For the past two years, a dozen SDI Employees have participated in an Industrial Technology Apprentice Program at Ivy Tech Community College that has been tailored to meet specific training requirements of the Fort Wayne-based steelmaker.

The Fort Wayne campus graduated the SDI Program’s first cohort last month with Associate of Applied Science degrees and they have transitioned into specialized Electrical or Mechanical Mill Technician roles the company describes as challenging and well-paid.

“Steel Dynamics developed this program because there is an on-going need for mechanical and electrical expertise in our operations,” Staci Beiswanger, the company’s Employee Development Manager, said in a news release.

The program “is a great way for a motivated individual to gain additional technical skills while earning a wage.  Ivy Tech has been a great partner who was highly flexible and helped us develop a custom program to fit our company’s needs,” she said.

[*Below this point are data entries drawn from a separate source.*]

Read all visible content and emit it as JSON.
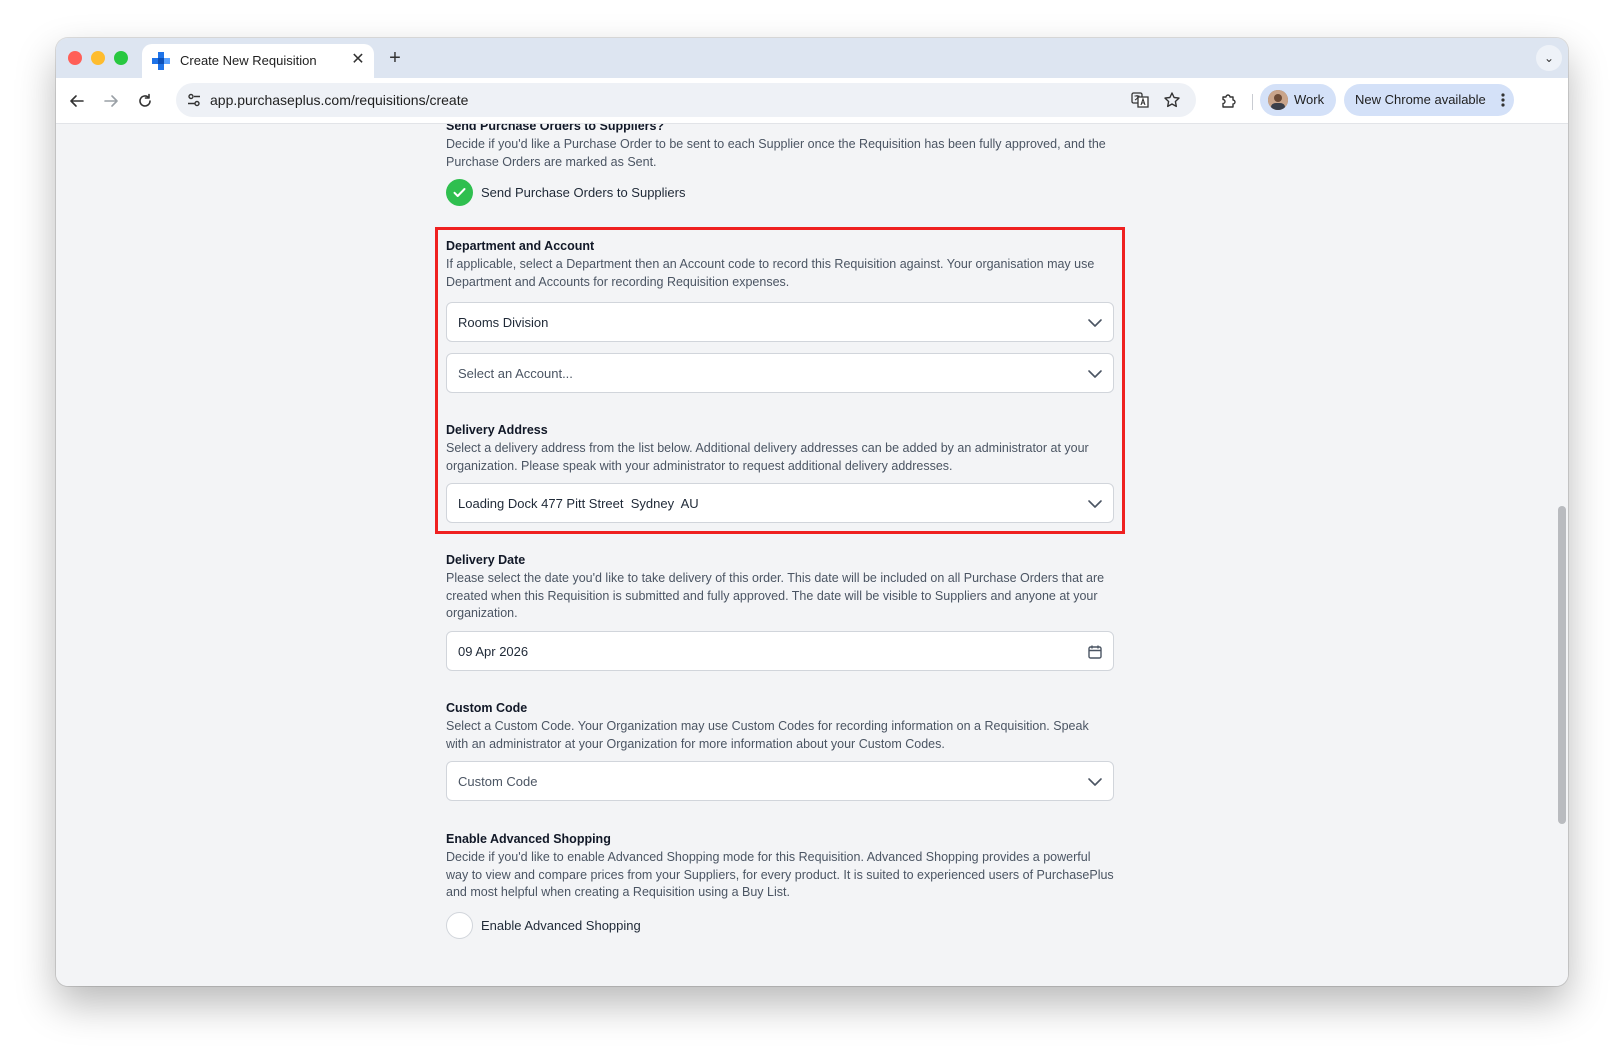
{
  "browser": {
    "tab_title": "Create New Requisition",
    "tab_close": "✕",
    "new_tab": "+",
    "tab_menu": "⌄",
    "url": "app.purchaseplus.com/requisitions/create",
    "profile_label": "Work",
    "update_label": "New Chrome available"
  },
  "icons": {
    "back": "arrow-left-icon",
    "forward": "arrow-right-icon",
    "reload": "reload-icon",
    "site_info": "tune-icon",
    "translate": "translate-icon",
    "bookmark": "star-icon",
    "extensions": "puzzle-icon",
    "menu": "kebab-icon",
    "chevron": "chevron-down-icon",
    "calendar": "calendar-icon",
    "check": "check-circle-icon"
  },
  "colors": {
    "accent_green": "#2fbf4f",
    "highlight_red": "#ef2020",
    "favicon_blue": "#1e73e8"
  },
  "form": {
    "send_po": {
      "title": "Send Purchase Orders to Suppliers?",
      "description": "Decide if you'd like a Purchase Order to be sent to each Supplier once the Requisition has been fully approved, and the Purchase Orders are marked as Sent.",
      "checkbox_label": "Send Purchase Orders to Suppliers",
      "checked": true
    },
    "department_account": {
      "title": "Department and Account",
      "description": "If applicable, select a Department then an Account code to record this Requisition against. Your organisation may use Department and Accounts for recording Requisition expenses.",
      "department_value": "Rooms Division",
      "account_placeholder": "Select an Account..."
    },
    "delivery_address": {
      "title": "Delivery Address",
      "description": "Select a delivery address from the list below. Additional delivery addresses can be added by an administrator at your organization. Please speak with your administrator to request additional delivery addresses.",
      "value": "Loading Dock 477 Pitt Street  Sydney  AU"
    },
    "delivery_date": {
      "title": "Delivery Date",
      "description": "Please select the date you'd like to take delivery of this order. This date will be included on all Purchase Orders that are created when this Requisition is submitted and fully approved. The date will be visible to Suppliers and anyone at your organization.",
      "value": "09 Apr 2026"
    },
    "custom_code": {
      "title": "Custom Code",
      "description": "Select a Custom Code. Your Organization may use Custom Codes for recording information on a Requisition. Speak with an administrator at your Organization for more information about your Custom Codes.",
      "placeholder": "Custom Code"
    },
    "advanced_shopping": {
      "title": "Enable Advanced Shopping",
      "description": "Decide if you'd like to enable Advanced Shopping mode for this Requisition. Advanced Shopping provides a powerful way to view and compare prices from your Suppliers, for every product. It is suited to experienced users of PurchasePlus and most helpful when creating a Requisition using a Buy List.",
      "checkbox_label": "Enable Advanced Shopping",
      "checked": false
    }
  }
}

The Fort Wayne campus of Ivy Tech made its customizable Apprentice Program available to industrial employers in the region - partly to help them address talent shortages in high-skilled positions, said Darrel Kesler, who serves as the Dean of Advanced Manufacturing, Engineering and Applied Science and Information Technology.

“The old paradigm was they called up Ivy Tech, they have a list of people who are graduating from a program and they see if they can interview those guys,” he said. “That paradigm is falling apart because we just don’t have enough people who are qualified graduating from the programs.”

Fewer people have entered production-related training programs in recent years because many parents, Teachers and Career Counselors have an outdated notion that manufacturing is dirty and dangerous, Kesler said.

“The fact of the matter is, they’re wrong, they’re just flat-out wrong,” he said. “The technology that’s being used in industry today is changing rapidly and so we need people that are willing to be able to think and keep up.”

SDI and other production employers in the region are addressing the shortage by educating and training individuals already in that line of work.

They look to up-skill bright Employees with a strong work ethic and an aptitude for trouble shooting and problem solving.

Electrical Apprentice Justin Hart was in the first cohort of SDI Employees that recently graduated from the program: “I was originally hired November 2017 in the shipping department as a Haul Truck Driver and I wanted to advance in the company.  When I heard about the Apprenticeship Program, I decided that was the best way I could get where I wanted to be,” he said in the news release.